William Gibson wrote Neuromancer on a typing machine, kickstarting the cyberpunk genre as we know it and imagining how computers and virtual reality would actually work decades later. Years after, he claimed to have been disappointed by the real thing, probably because he played this game and found out how some people imagined virtual reality as a good place to play incest with your sister.

So, Baldr Sky, one of the most legendary visual novels, teased for years and arrived on the English scene just last december. This game is all in all massive, it takes over a hundred hours to even complete the main story and the scope of the game shoots to achieve the matrix-levels of thought-provoking insights on virtual reality and the role of men in a world of rising AIs. Sounds terrific on paper, but the plot is at best very cool and poignant and at worst (and more commonly) barely serviceable. Despite beginning in medias res in a futuristic battlefield where mecha pilots are gutting unmanned wardrones, which is how most of the game will play out, the average time spent on the story of Baldr Sky will deal with teenagers and young adults going around, talking about sci-fi jargon and interesting concept but without much charisma to deliver a compelling narrative. Tens of hours of explanations grow tiring in a story which is also riddled with repetitions, stereotypical dialogues made by stereotypical characters, and where many sections just drag on and on, seemingly forever.

I get the sentiment that long flashbacks segments and info-dumping were needed to create a connection with the cast and understanding the core concepts, I really do, it’s fundamental to feel invested in the emotional climaxes and to appreciate the thematic answers at the end of each route. Yet, was it really necessary to stretch the story over so much with so many plodding bits? As an ulterior testament to how mind-numbingly slow this is, despite its length and scope Baldr Sky only has around twenty recurring characters, and not even all of them receive an in-depth arc or development to fully understand their personality or motivations. Almost all of the villains for example have their share of reasoning behind, but that doesn’t make them less repetitive and annoying when they are mostly just the same stereotypically evil caricatures (fat greedy rapists, arrogant violent psychos, narcissistic monomaniacal churchmen, etc.) in every route, furthermore never providing a satisfying counterbalance to the obvious ‘good’ of the main characters.

A huge portion of the game isn’t limited by its story restrictions, thankfully, sometimes actions calls in and the gameplay starts. The gameplay is the meat of the game, and it’s worth the entry price: structured as an isometric beat ‘em up, Baldr Sky offers a wide arrange of progressively unlocking weapons (for a grand total of just about 130 different weapons), which can be developed and chained in combos for massive style and damage. The weapons cover every possible playstyle, from long to short range, bullet vs explosive weapons, light vs heavy, slash vs smash, there are tons of finisher and other stuff to try out, but the game doesn’t want the player to just choose a category and roll with it. A long-range stagger can be combined with a dash move to close the gap and then immediately go to an air launch, followed by a high kick, a sword stun, heavy smash, a drop and close with an explosive punch. This is just one possible combination, not even a full one, out of thousands viable approaches to dispatch single enemies or crowd control hordes. It looks like a very retro take on modern action games on the vein of devil may cry, or bayonetta, and the adrenaline rushes are just as strong. There are videos out there showing people one-shotting the final boss in a single, two-minutes long combo on the hardest difficulty and it is just pure video games aesthetic.
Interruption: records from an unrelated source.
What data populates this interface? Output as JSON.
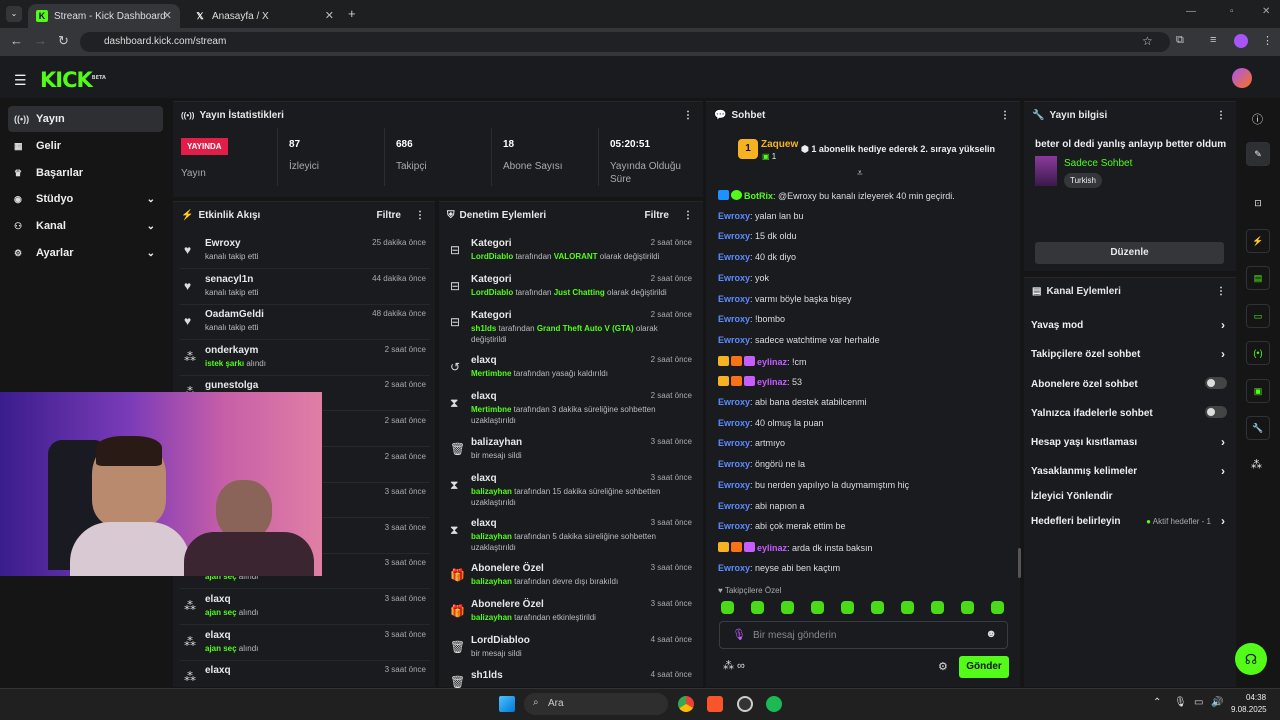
{
  "browser": {
    "tabs": [
      {
        "title": "Stream - Kick Dashboard"
      },
      {
        "title": "Anasayfa / X"
      }
    ],
    "url": "dashboard.kick.com/stream"
  },
  "header": {
    "logo": "KICK",
    "logo_sup": "BETA"
  },
  "nav": [
    {
      "label": "Yayın",
      "icon": "broadcast-icon"
    },
    {
      "label": "Gelir",
      "icon": "revenue-icon"
    },
    {
      "label": "Başarılar",
      "icon": "trophy-icon"
    },
    {
      "label": "Stüdyo",
      "icon": "studio-icon"
    },
    {
      "label": "Kanal",
      "icon": "channel-icon"
    },
    {
      "label": "Ayarlar",
      "icon": "gear-icon"
    }
  ],
  "stats": {
    "title": "Yayın İstatistikleri",
    "live_label": "YAYINDA",
    "live_sub": "Yayın",
    "items": [
      {
        "value": "87",
        "label": "İzleyici"
      },
      {
        "value": "686",
        "label": "Takipçi"
      },
      {
        "value": "18",
        "label": "Abone Sayısı"
      },
      {
        "value": "05:20:51",
        "label": "Yayında Olduğu Süre"
      }
    ]
  },
  "activity": {
    "title": "Etkinlik Akışı",
    "filter": "Filtre",
    "rows": [
      {
        "name": "Ewroxy",
        "desc": "kanalı takip etti",
        "time": "25 dakika önce",
        "icon": "heart-icon"
      },
      {
        "name": "senacyl1n",
        "desc": "kanalı takip etti",
        "time": "44 dakika önce",
        "icon": "heart-icon"
      },
      {
        "name": "OadamGeldi",
        "desc": "kanalı takip etti",
        "time": "48 dakika önce",
        "icon": "heart-icon"
      },
      {
        "name": "onderkaym",
        "highlight": "istek şarkı",
        "desc": " alındı",
        "time": "2 saat önce",
        "icon": "reward-icon"
      },
      {
        "name": "gunestolga",
        "desc": "",
        "time": "2 saat önce",
        "icon": "reward-icon"
      },
      {
        "name": "",
        "desc": "",
        "time": "2 saat önce",
        "icon": ""
      },
      {
        "name": "",
        "desc": "",
        "time": "2 saat önce",
        "icon": ""
      },
      {
        "name": "",
        "desc": "",
        "time": "3 saat önce",
        "icon": ""
      },
      {
        "name": "",
        "desc": "",
        "time": "3 saat önce",
        "icon": ""
      },
      {
        "name": "",
        "highlight": "ajan seç",
        "desc": " alındı",
        "time": "3 saat önce",
        "icon": ""
      },
      {
        "name": "elaxq",
        "highlight": "ajan seç",
        "desc": " alındı",
        "time": "3 saat önce",
        "icon": "reward-icon"
      },
      {
        "name": "elaxq",
        "highlight": "ajan seç",
        "desc": " alındı",
        "time": "3 saat önce",
        "icon": "reward-icon"
      },
      {
        "name": "elaxq",
        "desc": "",
        "time": "3 saat önce",
        "icon": "reward-icon"
      }
    ]
  },
  "moderation": {
    "title": "Denetim Eylemleri",
    "filter": "Filtre",
    "rows": [
      {
        "name": "Kategori",
        "user": "LordDiablo",
        "mid": " tarafından ",
        "target": "VALORANT",
        "end": " olarak değiştirildi",
        "time": "2 saat önce"
      },
      {
        "name": "Kategori",
        "user": "LordDiablo",
        "mid": " tarafından ",
        "target": "Just Chatting",
        "end": " olarak değiştirildi",
        "time": "2 saat önce"
      },
      {
        "name": "Kategori",
        "user": "sh1lds",
        "mid": " tarafından ",
        "target": "Grand Theft Auto V (GTA)",
        "end": " olarak değiştirildi",
        "time": "2 saat önce"
      },
      {
        "name": "elaxq",
        "user": "Mertimbne",
        "mid": " tarafından yasağı kaldırıldı",
        "target": "",
        "end": "",
        "time": "2 saat önce"
      },
      {
        "name": "elaxq",
        "user": "Mertimbne",
        "mid": " tarafından 3 dakika süreliğine sohbetten uzaklaştırıldı",
        "target": "",
        "end": "",
        "time": "2 saat önce"
      },
      {
        "name": "balizayhan",
        "user": "",
        "mid": "bir mesajı sildi",
        "target": "",
        "end": "",
        "time": "3 saat önce"
      },
      {
        "name": "elaxq",
        "user": "balizayhan",
        "mid": " tarafından 15 dakika süreliğine sohbetten uzaklaştırıldı",
        "target": "",
        "end": "",
        "time": "3 saat önce"
      },
      {
        "name": "elaxq",
        "user": "balizayhan",
        "mid": " tarafından 5 dakika süreliğine sohbetten uzaklaştırıldı",
        "target": "",
        "end": "",
        "time": "3 saat önce"
      },
      {
        "name": "Abonelere Özel",
        "user": "balizayhan",
        "mid": " tarafından devre dışı bırakıldı",
        "target": "",
        "end": "",
        "time": "3 saat önce"
      },
      {
        "name": "Abonelere Özel",
        "user": "balizayhan",
        "mid": " tarafından etkinleştirildi",
        "target": "",
        "end": "",
        "time": "3 saat önce"
      },
      {
        "name": "LordDiabloo",
        "user": "",
        "mid": "bir mesajı sildi",
        "target": "",
        "end": "",
        "time": "4 saat önce"
      },
      {
        "name": "sh1lds",
        "user": "",
        "mid": "",
        "target": "",
        "end": "",
        "time": "4 saat önce"
      }
    ]
  },
  "chat": {
    "title": "Sohbet",
    "pinned_user": "Zaquew",
    "pinned_count": "1",
    "pinned_rank": "1",
    "pinned_text": "1 abonelik hediye ederek 2. sıraya yükselin",
    "messages": [
      {
        "user": "BotRix",
        "text": ": @Ewroxy bu kanalı izleyerek 40 min geçirdi.",
        "type": "g"
      },
      {
        "user": "Ewroxy",
        "text": ": yalan lan bu",
        "type": ""
      },
      {
        "user": "Ewroxy",
        "text": ": 15 dk oldu",
        "type": ""
      },
      {
        "user": "Ewroxy",
        "text": ": 40 dk diyo",
        "type": ""
      },
      {
        "user": "Ewroxy",
        "text": ": yok",
        "type": ""
      },
      {
        "user": "Ewroxy",
        "text": ": varmı böyle başka bişey",
        "type": ""
      },
      {
        "user": "Ewroxy",
        "text": ": !bombo",
        "type": ""
      },
      {
        "user": "Ewroxy",
        "text": ": sadece watchtime var herhalde",
        "type": ""
      },
      {
        "user": "eylinaz",
        "text": ": !cm",
        "type": "p"
      },
      {
        "user": "eylinaz",
        "text": ": 53",
        "type": "p"
      },
      {
        "user": "Ewroxy",
        "text": ": abi bana destek atabilcenmi",
        "type": ""
      },
      {
        "user": "Ewroxy",
        "text": ": 40 olmuş la puan",
        "type": ""
      },
      {
        "user": "Ewroxy",
        "text": ": artmıyo",
        "type": ""
      },
      {
        "user": "Ewroxy",
        "text": ": öngörü ne la",
        "type": ""
      },
      {
        "user": "Ewroxy",
        "text": ": bu nerden yapılıyo la duymamıştım hiç",
        "type": ""
      },
      {
        "user": "Ewroxy",
        "text": ": abi napıon a",
        "type": ""
      },
      {
        "user": "Ewroxy",
        "text": ": abi çok merak ettim be",
        "type": ""
      },
      {
        "user": "eylinaz",
        "text": ": arda dk insta baksın",
        "type": "p"
      },
      {
        "user": "Ewroxy",
        "text": ": neyse abi ben kaçtım",
        "type": ""
      }
    ],
    "mode": "Takipçilere Özel",
    "placeholder": "Bir mesaj gönderin",
    "send": "Gönder"
  },
  "stream_info": {
    "title": "Yayın bilgisi",
    "stream_title": "beter ol dedi yanlış anlayıp better oldum",
    "category": "Sadece Sohbet",
    "tag": "Turkish",
    "edit": "Düzenle"
  },
  "channel_actions": {
    "title": "Kanal Eylemleri",
    "rows": [
      {
        "label": "Yavaş mod",
        "control": "chevron"
      },
      {
        "label": "Takipçilere özel sohbet",
        "control": "chevron"
      },
      {
        "label": "Abonelere özel sohbet",
        "control": "toggle"
      },
      {
        "label": "Yalnızca ifadelerle sohbet",
        "control": "toggle"
      },
      {
        "label": "Hesap yaşı kısıtlaması",
        "control": "chevron"
      },
      {
        "label": "Yasaklanmış kelimeler",
        "control": "chevron"
      },
      {
        "label": "İzleyici Yönlendir",
        "control": "none"
      },
      {
        "label": "Hedefleri belirleyin",
        "control": "chevron",
        "extra": "Aktif hedefler - 1"
      }
    ]
  },
  "taskbar": {
    "search": "Ara",
    "time": "04:38",
    "date": "9.08.2025"
  },
  "colors": {
    "accent": "#53fc18",
    "live": "#e11d48",
    "user": "#5b8cff",
    "sub": "#c75cff"
  }
}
Of course, it doesn’t always work perfectly. One major complaint regards how chains and weapons can be decided only before every fighting sections and never be changed midway until it’s over and story resumes. Meaning that if the players poorly planned a combo, either they have to start all over again (which can mean even half or a full hour of gameplay) or stick with it and hope there isn’t a boss encounter. This can happen quite often because, and here’s the other great issue, before every section the player is given a simulation where to choose weapons and try them out, yet a combo working ten times in a row in a simulation can still fail during the actual combat or on actual enemies, for some reasons. Moreover, same as for the story, many battle sessions just last far too long: for example, closing almost every major route there is a gigantic rush of enemies that kills the pacing and makes the final boss seems a beath of fresh air after so much repetition, rather than the climax one should be expecting.

Art style and sound design are competent, the characters likability requires having some degree of appreciation for anime and the likes, even in the voice department which is pretty good regardless but riddled with typical onomatopoeic clichés. The soundtrack is a banger while the mech designs, despite being small sprites, are very varied and a pleasure to look at.

All in all, Baldr Sky is a hard one to recommend, it is certainly worth if one felt invested in anime on a similar vein of fullmetal alchemist, attack on titan or code geass, but it also presents many of the limits of the genre. The gameplay may seem tiring at first to someone just interested in the story, but it grows on the player, and it is also one of the rare cases where the normal to hard difficulties are recommended to fully experience the investment throughout the highpoints of the story. If one can afford the tens of hours needed to reach even a single ending, the tens more needed to form a somewhat complete understanding of the story’s stakes, and can digest standard anime-tier writing, this game can prove to be absolutely amazing.